Member of Parliament for Ibanda
- In office 1988–2001
- Succeeded by: John Byabagambi

Personal details
- Born: 1943 Ibanda District, Uganda
- Died: 7 June 2017 (aged 73–74) Kiruddu General Hospital, Uganda
- Alma mater: University of Nairobi
- Occupation: Politician, Diplomat
- Known for: Deputy Minister of Relief and Social Rehabilitation; Ugandan Ambassador to Belgium, Germany, and Italy

= Deo Rwabiita =

Ugandan politician and diplomat

Deo Rwabiita also known as Deo Kajunzire Rwabiita (1943 – 7 June 2017) was a Ugandan politician and diplomat.

Born in Ibanda District in 1943, Rwabiita studied marketing at the University of Nairobi in Kenya.
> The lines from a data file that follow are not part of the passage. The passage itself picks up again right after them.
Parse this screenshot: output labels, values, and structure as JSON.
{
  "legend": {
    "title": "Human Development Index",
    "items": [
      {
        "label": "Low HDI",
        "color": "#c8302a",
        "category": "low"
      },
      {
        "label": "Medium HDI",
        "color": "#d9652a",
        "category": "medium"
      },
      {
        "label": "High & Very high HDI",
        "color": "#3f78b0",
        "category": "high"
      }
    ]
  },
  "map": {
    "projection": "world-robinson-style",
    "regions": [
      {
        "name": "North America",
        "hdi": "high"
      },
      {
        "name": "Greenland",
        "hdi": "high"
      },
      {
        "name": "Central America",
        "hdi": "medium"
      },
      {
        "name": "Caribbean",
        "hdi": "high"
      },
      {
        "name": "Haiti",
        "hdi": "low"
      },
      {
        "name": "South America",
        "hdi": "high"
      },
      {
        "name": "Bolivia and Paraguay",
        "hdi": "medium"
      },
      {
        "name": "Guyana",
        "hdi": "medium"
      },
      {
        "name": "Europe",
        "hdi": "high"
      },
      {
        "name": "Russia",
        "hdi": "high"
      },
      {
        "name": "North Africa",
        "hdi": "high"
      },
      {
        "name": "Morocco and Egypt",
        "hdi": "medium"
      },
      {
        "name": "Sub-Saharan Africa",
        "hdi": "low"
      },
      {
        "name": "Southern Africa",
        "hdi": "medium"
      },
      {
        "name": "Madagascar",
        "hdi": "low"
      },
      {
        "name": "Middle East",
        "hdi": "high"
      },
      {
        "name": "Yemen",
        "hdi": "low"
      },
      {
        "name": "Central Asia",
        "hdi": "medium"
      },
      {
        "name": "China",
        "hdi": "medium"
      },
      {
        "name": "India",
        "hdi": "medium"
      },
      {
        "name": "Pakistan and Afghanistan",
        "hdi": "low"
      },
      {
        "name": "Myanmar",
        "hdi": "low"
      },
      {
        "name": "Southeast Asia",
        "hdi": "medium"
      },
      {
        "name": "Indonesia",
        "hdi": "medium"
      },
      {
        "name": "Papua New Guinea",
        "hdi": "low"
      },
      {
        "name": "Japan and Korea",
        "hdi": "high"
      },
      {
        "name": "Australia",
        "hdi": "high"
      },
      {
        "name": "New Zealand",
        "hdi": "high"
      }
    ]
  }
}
He was appointed Deputy Minister of Relief and Social Rehabilitation in 1988 and took office in the parliament of Uganda later that year as a representative of Ibanda. He served until 2001 and was succeeded in office by John Byabagambi. Rwabiita later served as Ugandan ambassador to Belgium, Germany, and Italy. He died at the age of 74 on 7 June 2017, while at Kiruddu General Hospital.